E’ terminato con successo il collocamento da parte di Eni di un’obbligazione in dollari, avvenuto la settimana scorsa. Si è trattato di un bond decennale, con cedola al 4,25% e un prezzo di re-offer di 99,742%. La domanda è stata di 4,6 miliardi, cioè 4,6 volte superiore all’importo offerto, riscuotendo parecchio interesse tra gli investitori istituzionali. L’emissione è stata eseguita su deliberazione del consiglio di amministrazione del Cane a sei zampe in aprile, finalizzata al mantenimento di una condizione finanziaria equilibrata a breve e medio-lungo termine.

I proventi dell’operazione, spiega la società, saranno utilizzati per i fabbisogni ordinari.

Uno tra rendimenti USA e cambio euro-dollaro mente

Il precedente collocamento in dollari risaliva al settembre scorso, quando erano stati emessi due bond a 5 e 10 anni per un controvalore complessivo di 2 miliardi, a fronte dei quali gli ordini furono pari a 10 miliardi, 5 volte tanto. Allora, il rendimento esitato fu superiore al 4% per il quinquennale e intorno al 4,8% per il decennale, per cui possiamo affermare che Eni sia riuscita nei giorni scorsi a indebitarsi in dollari a costi inferiori rispetto a quelli che aveva sostenuto solo 8 mesi fa.

Ricordiamo che il colosso energetico vanta un rating “A-” con outlook stabile per Standard & Poors e Fitch e “Baa1” con outlook stabile per Moody’s, migliore in tutti i casi di quello sovrano dell’Italia. Non stupisce, quindi, che esso si rifinanzi sui mercati a costi nettamente più bassi di quelli sostenuti dal Tesoro di Roma. Ad esempio, oggi il decennale con scadenza nel gennaio 2029 rende solo poco più dell’1,20%, meno della metà del BTp a 10 anni.

Il bond Eni in dollari conviene?

E il bond in dollari di fresca emissione? Offre circa 70 punti base in più dell’omologo Treasury, uno spread relativamente basso. Quanto alla convenienza per un investitore dell’Eurozona, bisogna premettere che il principale rischio mostrato dal bond riguarda il cambio.

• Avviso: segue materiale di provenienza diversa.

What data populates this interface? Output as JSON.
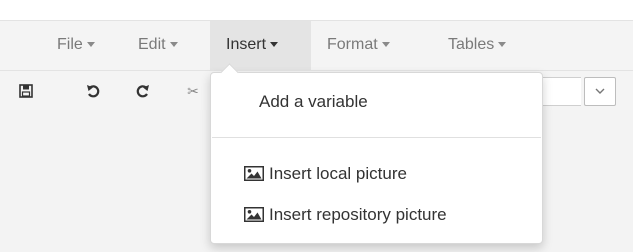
{
  "menubar": {
    "items": [
      {
        "label": "File"
      },
      {
        "label": "Edit"
      },
      {
        "label": "Insert"
      },
      {
        "label": "Format"
      },
      {
        "label": "Tables"
      }
    ]
  },
  "toolbar": {
    "icons": [
      "save-icon",
      "undo-icon",
      "redo-icon",
      "cut-icon",
      "chevron-down-icon"
    ]
  },
  "insert_menu": {
    "items": [
      {
        "label": "Add a variable"
      },
      {
        "label": "Insert local picture",
        "icon": "picture-icon"
      },
      {
        "label": "Insert repository picture",
        "icon": "picture-icon"
      }
    ]
  },
  "colors": {
    "menubar_bg": "#f4f4f4",
    "active_menu_bg": "#e4e4e4",
    "menu_text": "#7a7a7a",
    "dropdown_text": "#333333"
  }
}
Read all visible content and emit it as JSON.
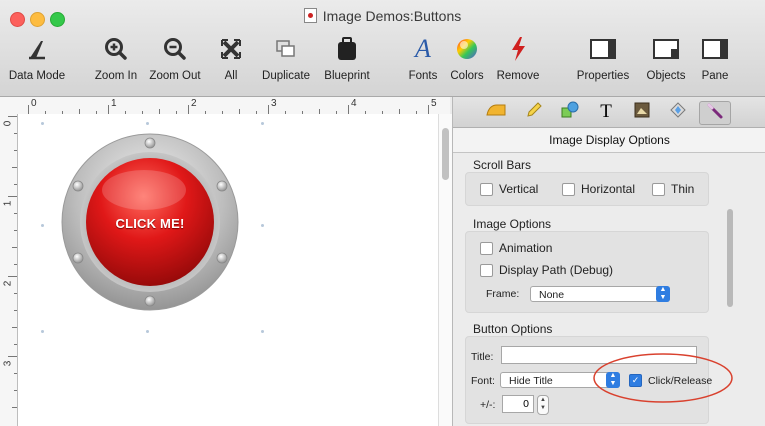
{
  "window": {
    "title": "Image Demos:Buttons"
  },
  "toolbar": {
    "items": [
      {
        "label": "Data Mode",
        "icon": "data-mode-icon"
      },
      {
        "label": "Zoom In",
        "icon": "zoom-in-icon"
      },
      {
        "label": "Zoom Out",
        "icon": "zoom-out-icon"
      },
      {
        "label": "All",
        "icon": "zoom-all-icon"
      },
      {
        "label": "Duplicate",
        "icon": "duplicate-icon"
      },
      {
        "label": "Blueprint",
        "icon": "blueprint-icon"
      },
      {
        "label": "Fonts",
        "icon": "fonts-icon"
      },
      {
        "label": "Colors",
        "icon": "colors-icon"
      },
      {
        "label": "Remove",
        "icon": "remove-icon"
      },
      {
        "label": "Properties",
        "icon": "properties-icon"
      },
      {
        "label": "Objects",
        "icon": "objects-icon"
      },
      {
        "label": "Pane",
        "icon": "pane-icon"
      }
    ]
  },
  "ruler": {
    "h_numbers": [
      "0",
      "1",
      "2",
      "3",
      "4",
      "5"
    ],
    "v_numbers": [
      "0",
      "1",
      "2",
      "3"
    ]
  },
  "canvas": {
    "button_text": "CLICK ME!"
  },
  "panel": {
    "header": "Image Display Options",
    "scroll_bars": {
      "title": "Scroll Bars",
      "vertical": "Vertical",
      "horizontal": "Horizontal",
      "thin": "Thin"
    },
    "image_options": {
      "title": "Image Options",
      "animation": "Animation",
      "display_path": "Display Path (Debug)",
      "frame_label": "Frame:",
      "frame_value": "None"
    },
    "button_options": {
      "title": "Button Options",
      "title_label": "Title:",
      "title_value": "",
      "font_label": "Font:",
      "font_value": "Hide Title",
      "click_release": "Click/Release",
      "click_release_checked": true,
      "plusminus_label": "+/-:",
      "plusminus_value": "0"
    }
  },
  "colors": {
    "accent": "#2f7de1",
    "highlight_circle": "#d9412e",
    "button_red": "#d9171b"
  }
}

Dal raffronto tra il decennale in euro e quello in dollari, infatti, notiamo che la differenza di rendimento sia superiore ai 300 punti base o 3%, circa il 30% nell’arco del decennio. Dunque, ci converrebbe acquistare il bond Eni in dollari solo se scontassimo un apprezzamento del cambio euro-dollaro da qui alla scadenza inferiore al 30%.

Stando ai corsi attuali, dedurremmo che la preferenza verso il bond Eni in euro si avrebbe nel caso in cui prevedessimo che tra una decina di anni il cambio euro-dollaro si aggirasse nei dintorni – se non sopra – di 1,45. Viceversa, dovremmo preferire il bond Eni in dollari. Ora, a distanza di così tanto tempo non è credibile alcuna previsione. Semmai, vi forniamo le attese del mercato, per quello che varrebbero: dallo spread Treasury-Bund a 10 anni, ricaviamo che il cambio euro-dollaro scontato tra 10 anni dagli investitori e che renderebbe del tutto equivalente acquistare oggi titoli di stato USA o della Germania sarebbe nei dintorni di 1,40, cioè del 25% superiore al rapporto odierno.

In altre parole, il premio offerto da Eni sul bond appena emesso in dollari rispetto al rendimento esitato dai suoi bond in euro di pari scadenza risulterebbe appetibile per un investitore della stessa Eurozona, in quanto più che coprirebbe il deprezzamento presunto del biglietto verde contro la moneta unica. E si consideri che la stessa cedola garantirebbe flussi di reddito relativamente generosi entro la scadenza, specie nei primi anni, qualora il dollaro dovesse restare forte contro le principali valute, per via del livello dei tassi USA ancora relativamente elevato.